Фортуна на этот раз, казалось, была расположена угодить старику: как раз в этот момент вошел Альберт. Он был в костюме для верховой езды, и, по-видимому путешествие его было нелегким. Он торопливо обвел глазами комнату, посмотрел на переодетого принца и, удовлетворенный его ответным взглядом, поспешил, по старинному обычаю, стать на колени перед отцом и попросить у него благословения.
— Благословляю тебя, мой мальчик, — воскликнул старик, и слезы выступили у пего на глазах, когда он положил руку на длинные локоны — признак звания и образа мыслей молодого кавалера; обычно они были старательно расчесаны и завиты, а теперь растрепались и в беспорядке свисали на плечи.
С минуту отец и сын оставались в этой позе; вдруг старик вздрогнул и снял руку с головы Альберта, словно устыдясь того, что обнаружил свои чувства при стольких свидетелях; он провел тыльной стороной руки по глазам и велел Альберту встать и поужинать.
— Наверно, ты немало проскакал с тех пор, как последний раз закусывал… И давайте выпьем круговую чашу за его здоровье… если будет угодно доктору Рочклифу и всей компании… Джослайн, ты, дурень, поворачивайся… Что ты глядишь, точно привидение увидел?
— Джослайну, — сказала Алиса, — нездоровится из сочувствия к Фиби Мейфлауэр. Сегодня она испугалась оленя; хорошо еще, что Джослайн помог ей отогнать зверя — у нее нервные припадки с тех пор, как она пришла домой.
— Глупая девчонка! — сказал старый баронет — Ведь она дочь егеря!.. Но, Джослайн, если олень становится опасным, ты должен пустить в него добрую стрелу.
— Не понадобится, сэр Генри, — ответил Джослайн, с большим трудом выговаривая слова, — теперь он успокоился, больше ни на кого не будет нападать.

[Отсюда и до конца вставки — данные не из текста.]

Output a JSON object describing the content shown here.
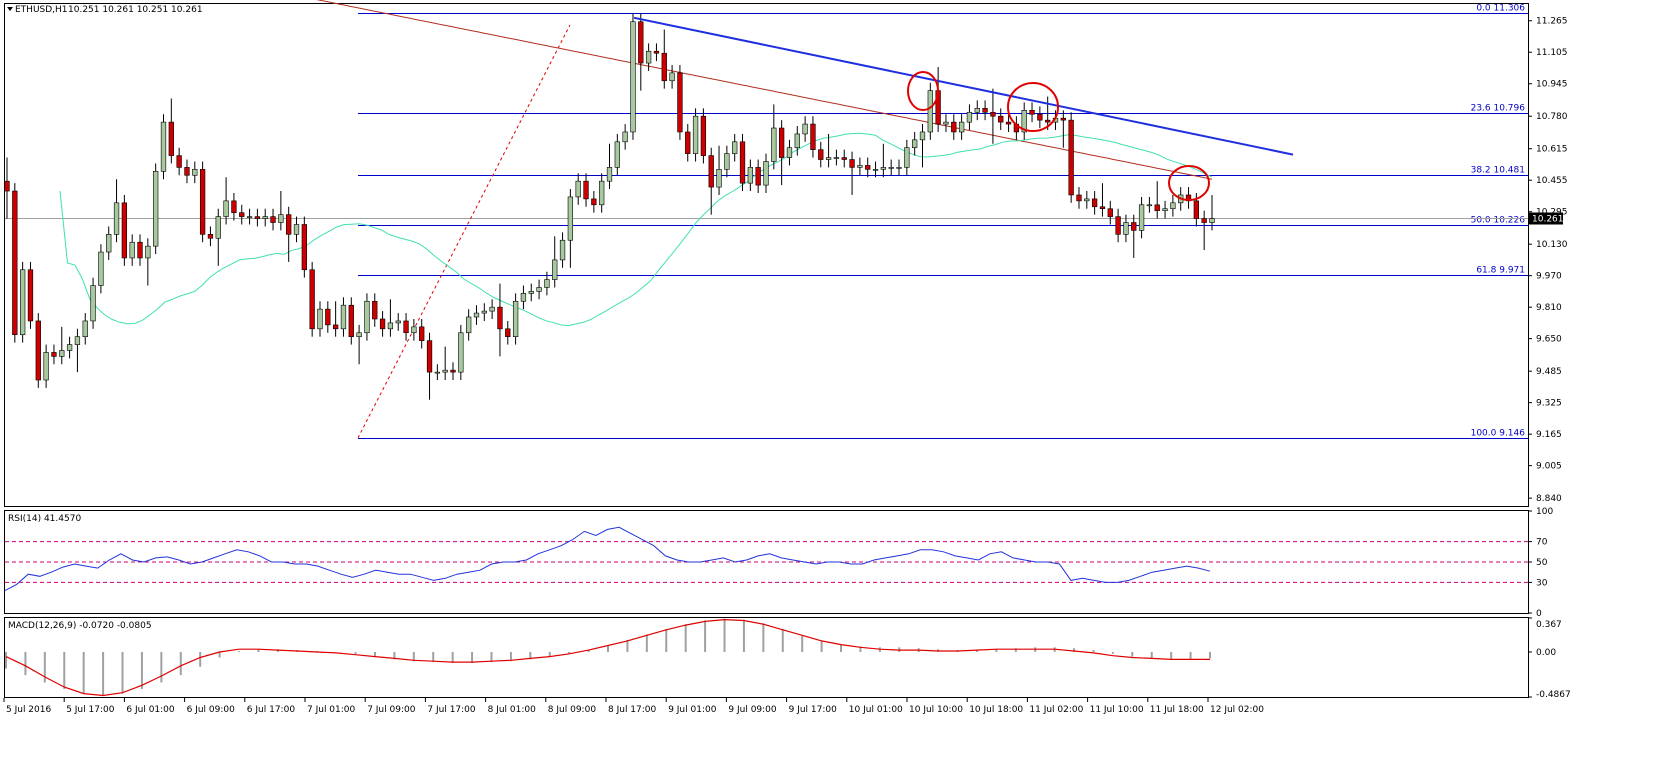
{
  "header": {
    "symbol_label": "ETHUSD,H1",
    "ohlc": "10.251 10.261 10.251 10.261"
  },
  "colors": {
    "bull_candle": "#a8c8a0",
    "bear_candle": "#cc0000",
    "fib_line": "#0000cc",
    "trendline": "#1f2fe0",
    "ma_slow": "#b03020",
    "ma_fast": "#40e0b0",
    "circle": "#e00000",
    "rsi_line": "#2233dd",
    "rsi_level": "#cc0077",
    "macd_hist": "#a0a0a0",
    "macd_signal": "#e00000"
  },
  "chart_data": [
    {
      "type": "candlestick",
      "title": "ETHUSD,H1",
      "timeframe": "H1",
      "last_price": "10.261",
      "ylim": [
        8.8,
        11.35
      ],
      "y_ticks": [
        "11.265",
        "11.105",
        "10.945",
        "10.780",
        "10.615",
        "10.455",
        "10.295",
        "10.130",
        "9.970",
        "9.810",
        "9.650",
        "9.485",
        "9.325",
        "9.165",
        "9.005",
        "8.840"
      ],
      "x_ticks": [
        "5 Jul 2016",
        "5 Jul 17:00",
        "6 Jul 01:00",
        "6 Jul 09:00",
        "6 Jul 17:00",
        "7 Jul 01:00",
        "7 Jul 09:00",
        "7 Jul 17:00",
        "8 Jul 01:00",
        "8 Jul 09:00",
        "8 Jul 17:00",
        "9 Jul 01:00",
        "9 Jul 09:00",
        "9 Jul 17:00",
        "10 Jul 01:00",
        "10 Jul 10:00",
        "10 Jul 18:00",
        "11 Jul 02:00",
        "11 Jul 10:00",
        "11 Jul 18:00",
        "12 Jul 02:00"
      ],
      "fibonacci": [
        {
          "label": "0.0  11.306",
          "value": 11.306
        },
        {
          "label": "23.6  10.796",
          "value": 10.796
        },
        {
          "label": "38.2  10.481",
          "value": 10.481
        },
        {
          "label": "50.0  10.226",
          "value": 10.226
        },
        {
          "label": "61.8  9.971",
          "value": 9.971
        },
        {
          "label": "100.0  9.146",
          "value": 9.146
        }
      ],
      "closes": [
        10.4,
        9.67,
        10.0,
        9.74,
        9.44,
        9.58,
        9.56,
        9.59,
        9.62,
        9.66,
        9.74,
        9.92,
        10.09,
        10.18,
        10.34,
        10.06,
        10.14,
        10.06,
        10.12,
        10.5,
        10.75,
        10.58,
        10.52,
        10.48,
        10.51,
        10.18,
        10.16,
        10.27,
        10.35,
        10.29,
        10.27,
        10.27,
        10.26,
        10.27,
        10.24,
        10.28,
        10.18,
        10.23,
        10.0,
        9.7,
        9.8,
        9.72,
        9.7,
        9.82,
        9.66,
        9.68,
        9.84,
        9.75,
        9.7,
        9.73,
        9.74,
        9.68,
        9.71,
        9.64,
        9.48,
        9.48,
        9.49,
        9.48,
        9.68,
        9.76,
        9.78,
        9.79,
        9.81,
        9.7,
        9.66,
        9.84,
        9.88,
        9.89,
        9.91,
        9.95,
        10.05,
        10.15,
        10.37,
        10.45,
        10.36,
        10.33,
        10.45,
        10.52,
        10.65,
        10.7,
        11.26,
        11.05,
        11.11,
        11.1,
        10.96,
        11.0,
        10.7,
        10.59,
        10.78,
        10.58,
        10.42,
        10.51,
        10.59,
        10.65,
        10.44,
        10.52,
        10.43,
        10.55,
        10.72,
        10.57,
        10.62,
        10.69,
        10.74,
        10.61,
        10.56,
        10.57,
        10.57,
        10.56,
        10.52,
        10.53,
        10.51,
        10.51,
        10.52,
        10.52,
        10.52,
        10.62,
        10.66,
        10.7,
        10.91,
        10.74,
        10.75,
        10.7,
        10.75,
        10.8,
        10.82,
        10.8,
        10.78,
        10.75,
        10.74,
        10.7,
        10.81,
        10.79,
        10.76,
        10.75,
        10.77,
        10.76,
        10.38,
        10.35,
        10.36,
        10.32,
        10.31,
        10.27,
        10.18,
        10.24,
        10.2,
        10.33,
        10.33,
        10.3,
        10.31,
        10.34,
        10.38,
        10.35,
        10.26,
        10.24,
        10.26
      ]
    },
    {
      "type": "line",
      "title": "RSI(14) 41.4570",
      "series": [
        {
          "name": "RSI(14)",
          "values": [
            22,
            28,
            38,
            36,
            40,
            45,
            48,
            46,
            44,
            52,
            58,
            52,
            50,
            54,
            55,
            52,
            48,
            50,
            54,
            58,
            62,
            60,
            56,
            50,
            50,
            48,
            48,
            46,
            42,
            38,
            35,
            38,
            42,
            40,
            38,
            38,
            35,
            32,
            34,
            38,
            40,
            42,
            48,
            50,
            50,
            52,
            58,
            62,
            66,
            72,
            80,
            76,
            82,
            84,
            78,
            72,
            66,
            56,
            52,
            50,
            50,
            52,
            54,
            50,
            52,
            56,
            58,
            54,
            52,
            50,
            48,
            50,
            50,
            48,
            48,
            52,
            54,
            56,
            58,
            62,
            62,
            60,
            56,
            54,
            52,
            58,
            60,
            54,
            52,
            50,
            50,
            48,
            32,
            34,
            32,
            30,
            30,
            32,
            36,
            40,
            42,
            44,
            46,
            44,
            41
          ]
        }
      ],
      "ylim": [
        0,
        100
      ],
      "levels": [
        70,
        50,
        30
      ],
      "y_ticks": [
        "100",
        "70",
        "50",
        "30",
        "0"
      ]
    },
    {
      "type": "bar",
      "title": "MACD(12,26,9) -0.0720 -0.0805",
      "series": [
        {
          "name": "MACD",
          "values": [
            -0.18,
            -0.25,
            -0.33,
            -0.4,
            -0.45,
            -0.47,
            -0.45,
            -0.4,
            -0.33,
            -0.25,
            -0.16,
            -0.06,
            0.01,
            0.03,
            0.03,
            0.02,
            0.01,
            0.0,
            -0.02,
            -0.05,
            -0.08,
            -0.1,
            -0.11,
            -0.12,
            -0.12,
            -0.11,
            -0.1,
            -0.08,
            -0.05,
            -0.02,
            0.02,
            0.07,
            0.13,
            0.19,
            0.25,
            0.3,
            0.34,
            0.36,
            0.35,
            0.31,
            0.25,
            0.18,
            0.12,
            0.08,
            0.06,
            0.05,
            0.05,
            0.04,
            0.03,
            0.02,
            0.02,
            0.03,
            0.04,
            0.05,
            0.05,
            0.04,
            0.02,
            -0.02,
            -0.05,
            -0.07,
            -0.08,
            -0.08,
            -0.07
          ]
        },
        {
          "name": "Signal",
          "values": [
            -0.05,
            -0.15,
            -0.27,
            -0.38,
            -0.45,
            -0.47,
            -0.44,
            -0.36,
            -0.26,
            -0.15,
            -0.06,
            0.0,
            0.03,
            0.03,
            0.02,
            0.01,
            0.0,
            -0.01,
            -0.03,
            -0.05,
            -0.07,
            -0.09,
            -0.1,
            -0.11,
            -0.11,
            -0.1,
            -0.09,
            -0.07,
            -0.05,
            -0.02,
            0.02,
            0.07,
            0.12,
            0.18,
            0.24,
            0.29,
            0.33,
            0.35,
            0.34,
            0.3,
            0.24,
            0.18,
            0.12,
            0.08,
            0.05,
            0.03,
            0.02,
            0.02,
            0.01,
            0.01,
            0.02,
            0.03,
            0.03,
            0.03,
            0.03,
            0.01,
            -0.01,
            -0.04,
            -0.06,
            -0.07,
            -0.08,
            -0.08,
            -0.08
          ]
        }
      ],
      "ylim": [
        -0.4867,
        0.367
      ],
      "y_ticks": [
        "0.367",
        "0.00",
        "-0.4867"
      ]
    }
  ]
}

— Тем лучше, — заключил баронет, — но помни, что мисс Алиса часто гуляет в парке. А теперь пусти круговую, да и себе налей чарку, чтобы закрасить страх, как говорит весельчак Уил. Брось, брат, у Фиби все в порядке… Она вопила и бежала только для того, чтобы доставить тебе удовольствие ее выручить… Да смотри, что делаешь, и не расплескивай вино… Ну-ка, давайте выпьем за здоровье нашего путешественника. Поздравим его с приездом!

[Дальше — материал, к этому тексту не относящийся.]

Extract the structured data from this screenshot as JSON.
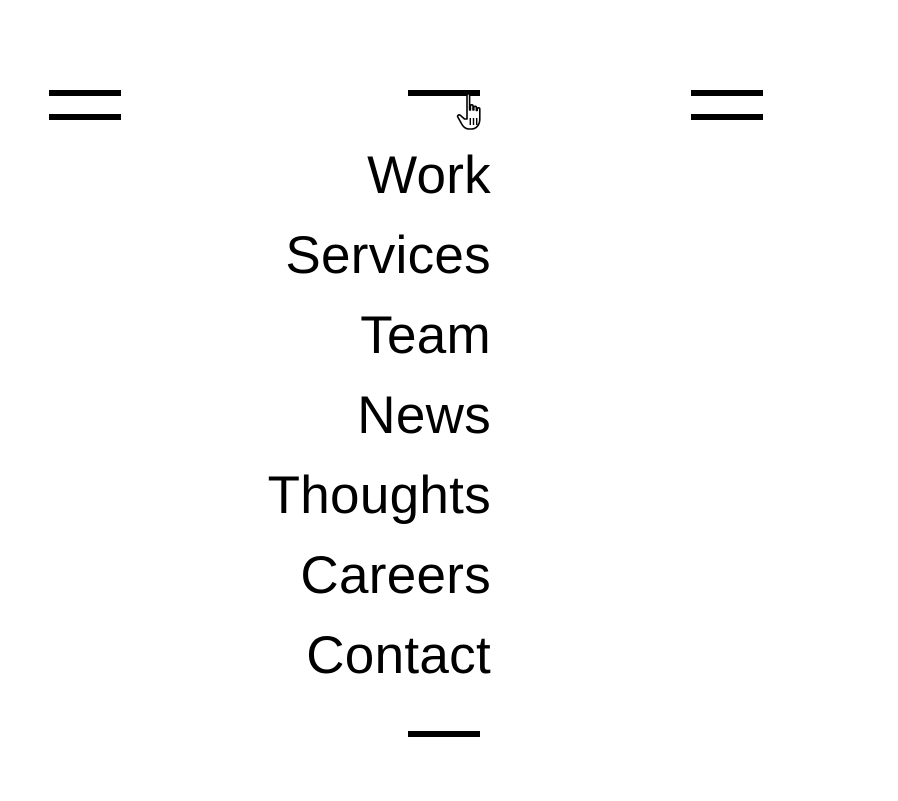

— Я первый с охотой подниму за него бокал, — сказал переодетый монарх, невольно приняв важный вид, совсем не соответствовавший роли, которую он разыгрывал.

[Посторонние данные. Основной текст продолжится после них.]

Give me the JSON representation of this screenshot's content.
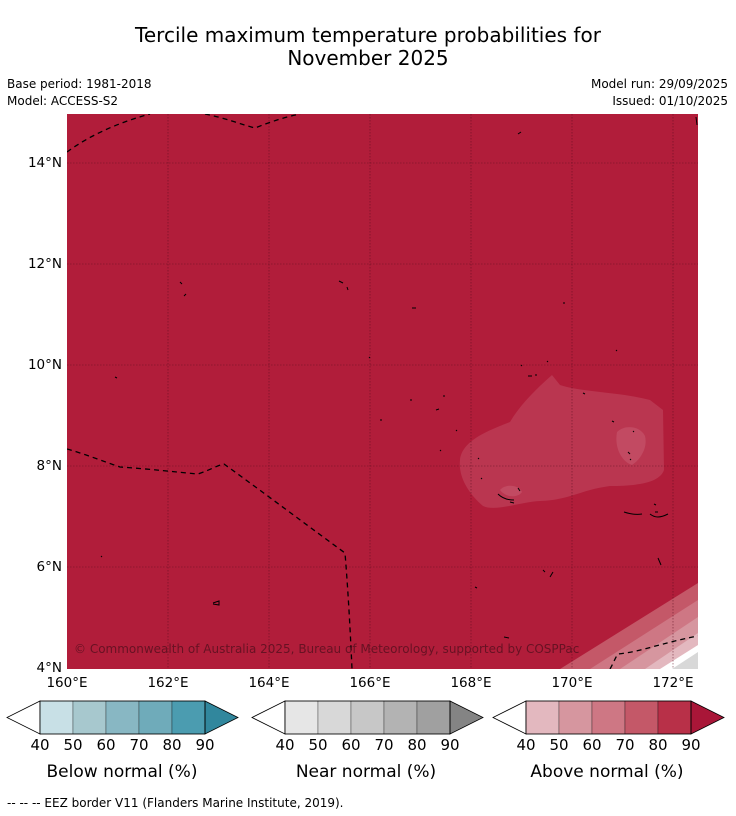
{
  "title": {
    "line1": "Tercile maximum temperature probabilities for",
    "line2": "November 2025"
  },
  "meta": {
    "base_period": "Base period: 1981-2018",
    "model": "Model: ACCESS-S2",
    "model_run": "Model run: 29/09/2025",
    "issued": "Issued: 01/10/2025"
  },
  "map": {
    "background_color": "#b11d3a",
    "blob_color": "#ba3650",
    "inner_blob_color": "#c24a62",
    "copyright": "© Commonwealth of Australia 2025, Bureau of Meteorology, supported by COSPPac",
    "y_labels": [
      "14°N",
      "12°N",
      "10°N",
      "8°N",
      "6°N",
      "4°N"
    ],
    "x_labels": [
      "160°E",
      "162°E",
      "164°E",
      "166°E",
      "168°E",
      "170°E",
      "172°E"
    ]
  },
  "colorbars": [
    {
      "title": "Below normal (%)",
      "ticks": [
        "40",
        "50",
        "60",
        "70",
        "80",
        "90"
      ],
      "colors": [
        "#c8e0e6",
        "#a7c8ce",
        "#88b7c3",
        "#6fabba",
        "#4b9cb0",
        "#31879d"
      ]
    },
    {
      "title": "Near normal (%)",
      "ticks": [
        "40",
        "50",
        "60",
        "70",
        "80",
        "90"
      ],
      "colors": [
        "#e6e6e6",
        "#d8d8d8",
        "#c7c7c7",
        "#b3b3b3",
        "#a0a0a0",
        "#848484"
      ]
    },
    {
      "title": "Above normal (%)",
      "ticks": [
        "40",
        "50",
        "60",
        "70",
        "80",
        "90"
      ],
      "colors": [
        "#e3b8bf",
        "#d6969f",
        "#ce7784",
        "#c45868",
        "#b83048",
        "#a91638"
      ]
    }
  ],
  "footer": "--  --  -- EEZ border V11 (Flanders Marine Institute, 2019)."
}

Но сэр Генри очень полюбил мнимого пажа со всеми его странностями и лишь слегка пожурил его за чрезмерную живость.
— Ты веселый, добродушный юноша, Луи, — сказал он, — но удивительно, как у нынешнего поколения бойкость сменила сдержанность и почтение, которое в моей молодости всегда соблюдалось по отношению к людям более высокого ранга и положения: я ни за что не посмел бы давать волю своему языку в присутствии доктора богословия, как не стал бы разговаривать в церкви во время богослужения.